AnarchX said:
All this means is that it will be DX10.X where X is currently unknown or unannounced, and not DX11.
AnarchX said:
My sources and other rumors in the net indicate that both chips will be aimed on midrange and dual-gpu-boards as interim solutions in high-end, that both companies can more concentrate on the DX10.1 solutions in H1 2008.
I don't disagree with most of what you said there, with one (big) exception: What makes you think those are interim solutions? Because I'm pretty sure they are not.
psurge said:
I dunno, we've been hearing forever about how shaders that can do things like read the current framebuffer value and then write back are hard to implement with good performance... I guess I'd like to understand a bit more in detail why this is suddenly a good idea/workeable from a HW perspective.
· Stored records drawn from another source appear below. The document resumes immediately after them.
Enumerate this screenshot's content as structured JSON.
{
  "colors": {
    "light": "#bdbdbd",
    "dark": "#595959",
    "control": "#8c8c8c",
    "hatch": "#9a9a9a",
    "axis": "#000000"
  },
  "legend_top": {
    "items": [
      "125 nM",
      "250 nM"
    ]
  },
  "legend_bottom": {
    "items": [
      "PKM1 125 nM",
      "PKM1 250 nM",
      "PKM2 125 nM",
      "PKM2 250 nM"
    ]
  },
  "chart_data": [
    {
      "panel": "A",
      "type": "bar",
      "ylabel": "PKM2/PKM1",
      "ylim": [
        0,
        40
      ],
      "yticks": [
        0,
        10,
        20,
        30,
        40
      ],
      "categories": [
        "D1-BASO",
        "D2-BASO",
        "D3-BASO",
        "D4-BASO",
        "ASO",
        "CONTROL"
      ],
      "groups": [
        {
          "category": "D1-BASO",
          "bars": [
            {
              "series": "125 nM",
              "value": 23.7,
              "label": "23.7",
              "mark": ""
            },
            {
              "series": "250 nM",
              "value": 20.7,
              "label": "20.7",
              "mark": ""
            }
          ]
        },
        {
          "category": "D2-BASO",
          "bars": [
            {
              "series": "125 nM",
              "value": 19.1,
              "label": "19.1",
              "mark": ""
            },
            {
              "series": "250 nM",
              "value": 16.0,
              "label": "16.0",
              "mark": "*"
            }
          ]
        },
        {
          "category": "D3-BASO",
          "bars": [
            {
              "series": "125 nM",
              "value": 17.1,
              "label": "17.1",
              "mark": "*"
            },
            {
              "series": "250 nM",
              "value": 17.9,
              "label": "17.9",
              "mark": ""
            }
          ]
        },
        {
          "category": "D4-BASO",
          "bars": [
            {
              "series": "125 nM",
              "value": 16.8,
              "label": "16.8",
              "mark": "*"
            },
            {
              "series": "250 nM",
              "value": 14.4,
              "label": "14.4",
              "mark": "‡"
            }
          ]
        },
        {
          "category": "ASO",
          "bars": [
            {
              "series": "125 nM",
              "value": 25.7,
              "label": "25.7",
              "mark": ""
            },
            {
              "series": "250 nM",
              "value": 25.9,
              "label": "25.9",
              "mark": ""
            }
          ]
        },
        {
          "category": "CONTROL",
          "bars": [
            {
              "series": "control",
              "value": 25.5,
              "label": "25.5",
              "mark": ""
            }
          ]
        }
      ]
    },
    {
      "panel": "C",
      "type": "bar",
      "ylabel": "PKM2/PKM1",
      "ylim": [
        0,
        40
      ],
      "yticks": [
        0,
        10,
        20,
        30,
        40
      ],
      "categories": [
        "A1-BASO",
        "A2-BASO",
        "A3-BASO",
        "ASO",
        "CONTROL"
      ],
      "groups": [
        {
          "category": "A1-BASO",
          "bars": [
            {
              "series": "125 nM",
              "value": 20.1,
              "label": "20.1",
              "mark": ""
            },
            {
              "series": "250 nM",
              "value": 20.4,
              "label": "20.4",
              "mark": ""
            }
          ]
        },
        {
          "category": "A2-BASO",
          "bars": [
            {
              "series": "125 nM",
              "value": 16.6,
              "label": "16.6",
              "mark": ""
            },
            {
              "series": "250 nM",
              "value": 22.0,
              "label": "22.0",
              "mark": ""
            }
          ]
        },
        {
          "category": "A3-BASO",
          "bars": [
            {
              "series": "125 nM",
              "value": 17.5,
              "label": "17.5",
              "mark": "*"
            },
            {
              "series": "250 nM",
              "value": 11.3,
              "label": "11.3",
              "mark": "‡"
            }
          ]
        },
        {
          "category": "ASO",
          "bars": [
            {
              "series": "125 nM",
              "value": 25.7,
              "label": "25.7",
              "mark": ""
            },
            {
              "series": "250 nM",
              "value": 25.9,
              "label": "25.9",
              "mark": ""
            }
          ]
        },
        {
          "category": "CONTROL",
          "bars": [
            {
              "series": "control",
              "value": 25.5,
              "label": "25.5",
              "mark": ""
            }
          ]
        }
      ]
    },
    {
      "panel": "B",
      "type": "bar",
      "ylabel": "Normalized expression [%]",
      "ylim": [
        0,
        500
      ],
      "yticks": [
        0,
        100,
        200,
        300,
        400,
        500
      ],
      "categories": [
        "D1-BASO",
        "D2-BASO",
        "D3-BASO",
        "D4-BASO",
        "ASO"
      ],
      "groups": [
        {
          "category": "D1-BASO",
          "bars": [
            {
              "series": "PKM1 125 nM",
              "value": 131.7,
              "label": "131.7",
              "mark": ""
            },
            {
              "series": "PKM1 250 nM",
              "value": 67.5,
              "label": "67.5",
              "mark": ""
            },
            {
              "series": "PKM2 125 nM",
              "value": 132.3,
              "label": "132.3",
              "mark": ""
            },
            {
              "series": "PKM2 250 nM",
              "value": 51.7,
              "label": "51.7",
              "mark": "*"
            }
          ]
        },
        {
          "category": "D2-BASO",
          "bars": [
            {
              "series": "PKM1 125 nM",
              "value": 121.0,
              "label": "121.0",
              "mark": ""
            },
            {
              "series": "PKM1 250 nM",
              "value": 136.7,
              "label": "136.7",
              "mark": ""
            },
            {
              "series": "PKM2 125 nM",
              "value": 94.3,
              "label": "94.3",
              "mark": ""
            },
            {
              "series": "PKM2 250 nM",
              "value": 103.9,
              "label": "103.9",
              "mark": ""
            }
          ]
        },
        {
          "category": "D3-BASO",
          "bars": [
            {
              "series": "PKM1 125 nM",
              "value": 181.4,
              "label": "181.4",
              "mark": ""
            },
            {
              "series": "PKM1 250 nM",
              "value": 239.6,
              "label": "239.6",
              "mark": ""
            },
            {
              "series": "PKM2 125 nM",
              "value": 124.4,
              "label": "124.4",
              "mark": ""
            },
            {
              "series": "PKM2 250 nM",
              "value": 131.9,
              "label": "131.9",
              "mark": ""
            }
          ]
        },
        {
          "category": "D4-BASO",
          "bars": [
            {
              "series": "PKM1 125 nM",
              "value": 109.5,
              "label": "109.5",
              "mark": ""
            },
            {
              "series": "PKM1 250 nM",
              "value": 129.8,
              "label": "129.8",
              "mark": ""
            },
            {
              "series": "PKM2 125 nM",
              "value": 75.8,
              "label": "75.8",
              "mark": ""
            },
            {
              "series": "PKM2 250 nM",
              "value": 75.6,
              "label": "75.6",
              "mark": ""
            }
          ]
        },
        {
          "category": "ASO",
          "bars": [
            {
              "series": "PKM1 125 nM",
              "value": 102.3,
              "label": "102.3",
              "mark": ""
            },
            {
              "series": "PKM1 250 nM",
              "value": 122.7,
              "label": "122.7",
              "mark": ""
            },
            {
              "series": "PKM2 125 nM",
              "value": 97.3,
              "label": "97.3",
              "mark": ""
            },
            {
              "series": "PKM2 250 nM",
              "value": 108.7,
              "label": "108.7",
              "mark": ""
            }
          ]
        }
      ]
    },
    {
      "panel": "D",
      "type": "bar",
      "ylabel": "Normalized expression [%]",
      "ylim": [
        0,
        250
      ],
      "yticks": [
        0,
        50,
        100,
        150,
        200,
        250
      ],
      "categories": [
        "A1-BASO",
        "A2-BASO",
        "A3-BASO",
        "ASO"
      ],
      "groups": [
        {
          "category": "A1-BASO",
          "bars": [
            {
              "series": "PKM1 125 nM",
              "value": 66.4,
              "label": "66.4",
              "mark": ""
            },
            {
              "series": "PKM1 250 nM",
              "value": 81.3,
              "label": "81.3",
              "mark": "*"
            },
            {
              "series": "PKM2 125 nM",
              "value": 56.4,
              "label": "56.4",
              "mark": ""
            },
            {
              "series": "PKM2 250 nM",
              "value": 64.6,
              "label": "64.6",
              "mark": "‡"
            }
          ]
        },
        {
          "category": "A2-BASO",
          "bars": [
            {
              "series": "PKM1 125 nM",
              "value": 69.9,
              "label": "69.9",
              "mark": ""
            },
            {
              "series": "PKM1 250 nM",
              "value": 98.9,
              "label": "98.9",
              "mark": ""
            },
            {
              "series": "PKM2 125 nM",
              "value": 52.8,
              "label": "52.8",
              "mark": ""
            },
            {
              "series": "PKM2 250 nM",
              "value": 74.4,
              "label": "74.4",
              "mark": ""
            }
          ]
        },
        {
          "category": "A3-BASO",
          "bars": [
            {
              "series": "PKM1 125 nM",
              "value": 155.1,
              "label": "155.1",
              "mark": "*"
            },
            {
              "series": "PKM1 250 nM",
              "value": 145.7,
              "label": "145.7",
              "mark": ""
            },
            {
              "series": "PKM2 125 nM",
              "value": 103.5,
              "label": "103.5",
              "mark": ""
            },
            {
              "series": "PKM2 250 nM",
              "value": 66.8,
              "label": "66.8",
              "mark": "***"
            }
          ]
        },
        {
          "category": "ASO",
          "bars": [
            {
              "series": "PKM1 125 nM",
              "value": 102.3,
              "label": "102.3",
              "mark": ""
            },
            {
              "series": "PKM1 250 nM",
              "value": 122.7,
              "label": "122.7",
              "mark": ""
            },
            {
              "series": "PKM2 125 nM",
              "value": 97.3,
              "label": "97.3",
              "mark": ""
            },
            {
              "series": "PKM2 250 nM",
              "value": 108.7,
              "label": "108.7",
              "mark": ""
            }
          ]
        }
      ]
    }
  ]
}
Well, I'm not completely sure myself!
NVIDIA had a patent on this for a long time, it was filed around 2003, fwiw... The basic idea is to have a tiling architecture with a fixed number of tiles being worked on at the same time, and you can reserve/unreserve tiles with coverage masks etc. - it's not perfect, but I'm not sure you can do much better than that.
It does get more and more expensive the longer the M in RMW takes, though, since that's more simultaneous tiles and more potential data being blocked by tiles having already been reserved, though. But I doubt this is a massive problem in practice.
3dcgi said:
Why do you assume moving triangle setup to the shader will result in a performance improvement? It's likely that there are other data paths outside of the setup engine that limit performance to its current rate.
Indeed, but I think those parts are potentially much less expensive to design for higher throughput than triangle setup - so there would still be hard limits, but they should be significantly higher.
AnarchX said:
But I do not expect more than a checkliste feature.
It will not be a 'checklist' feature, as it won't be on GeForce checklists and Tesla users couldn't care less about checklist features.
Throughput is obviously going to be a few to several times lower than FP32, but this is to be expected. Consider the DP CELL: It achieves 'only' 100GFlops in DP mode. If FP64 on G92 is 3-5x slower, it can still easily beat that.